Brown Butter and Sea Salt Chocolate Chip Cookies

Browned butter just makes desserts better, there I said it! Well that and three types of chocolate and some strategically sprinkled sea salt doesn’t hurt either. These cookies are a perfect combination of salty, sweet, and chocolaty with subtle hints of caramel flavor compliments of the browned butter.

The outside of the cookie is crisp while the center is soft and chewy, as any good cookie should be in my opinion. So if salty and sweet is your thing I highly recommend these for your next sweet treat!

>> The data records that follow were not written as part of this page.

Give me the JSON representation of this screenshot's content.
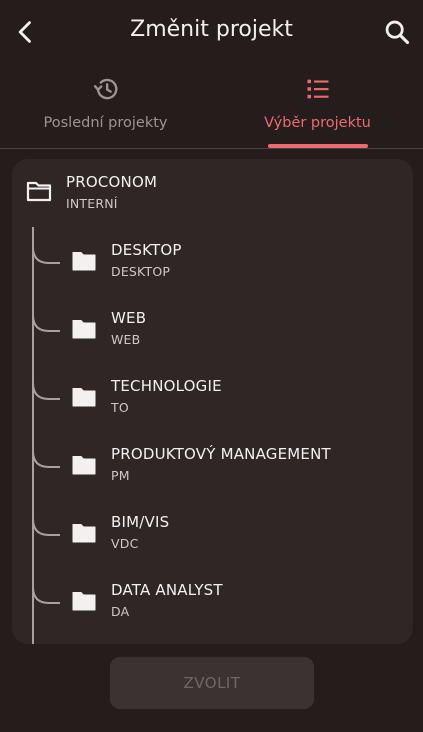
{
  "header": {
    "title": "Změnit projekt"
  },
  "tabs": [
    {
      "label": "Poslední projekty",
      "icon": "history-icon",
      "active": false
    },
    {
      "label": "Výběr projektu",
      "icon": "list-icon",
      "active": true
    }
  ],
  "tree": {
    "root": {
      "name": "PROCONOM",
      "code": "INTERNÍ"
    },
    "children": [
      {
        "name": "DESKTOP",
        "code": "DESKTOP"
      },
      {
        "name": "WEB",
        "code": "WEB"
      },
      {
        "name": "TECHNOLOGIE",
        "code": "TO"
      },
      {
        "name": "PRODUKTOVÝ MANAGEMENT",
        "code": "PM"
      },
      {
        "name": "BIM/VIS",
        "code": "VDC"
      },
      {
        "name": "DATA ANALYST",
        "code": "DA"
      }
    ]
  },
  "action": {
    "submit_label": "ZVOLIT",
    "enabled": false
  },
  "colors": {
    "background": "#241d1c",
    "card": "#2e2726",
    "accent": "#ec6b72",
    "inactive_text": "#9d9594",
    "tree_line": "#a7a2a1"
  }
}
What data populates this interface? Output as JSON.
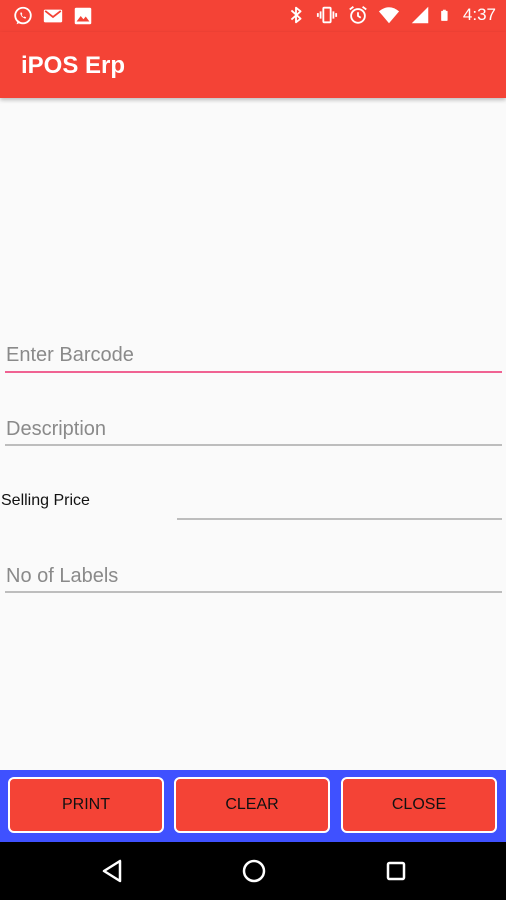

Brown Butter & Sea Salt Chocolate Chip Cookies
Source: Ashley Marie’s Kitchen
Yield: 18 two tablespoon sized cookies

  • 2 cups and 2 tablespoons of all -purpose flour
  • 1 teaspoon of baking soda
  • 1/4 teaspoon of flaky sea salt, plus more for sprinkling 
  • 1 and 1/2 sticks (3/4 cup) unsalted butter, room temperature
  • 3/4 cup of light brown sugar, packed
  • 1/4 cup of dark brown sugar, packed
  • 1/2 cup of granulated sugar
  • 2 large eggs, room temperature
  • 2 teaspoons of pure vanilla extract
  • 1/2 cup of bittersweet chocolate chips
  • 1/2 cup of semi- sweet chocolate chips
  • 1/2 cup of milk chocolate chips

In a large bowl whisk together the flour, baking soda and sea salt. Set aside for later.

Place 1/2 a stick of butter (4 tablespoons) in a small sauce pan. Melt the butter over medium low heat until it turns a golden nut brown and brown specks just start to form on the bottom of the pan. Transfer the browned butter to a heat safe bowl and allow it to cool. About 10 minutes.

In the bowl of the electric mixer fitted with the paddle attachment, cream together the remaining 1 stick (8 tablespoons of butter), brown sugars and granulated sugar until light and fluffy. About 5 minutes. Mix in the eggs, vanilla and cooled browned butter until incorporated. Gradually add the flour mixture until just combined. Do not over mix. Fold in the chocolate chips until incorporated.

Cover the dough with a  piece of plastic wrap and refrigerate for at least 1 hour.

With 30 minutes left on the chill time, preheat the oven to 350 degrees and line two baking sheets with parchment paper.

Scoop the dough into 2 tablespoons sized balls onto the prepared baking sheets. Leave about 2 inches between each cookie so they have some room to spread.

Lightly sprinkle the top of each cookie with some sea salt. I also pressed a few extra chocolate chips onto the top of each cookie.

Bake 12-16 minutes, until golden brown. Let the cookies cool on the baking sheets for 5 minutes before transferring them to a wire rack to cool completely.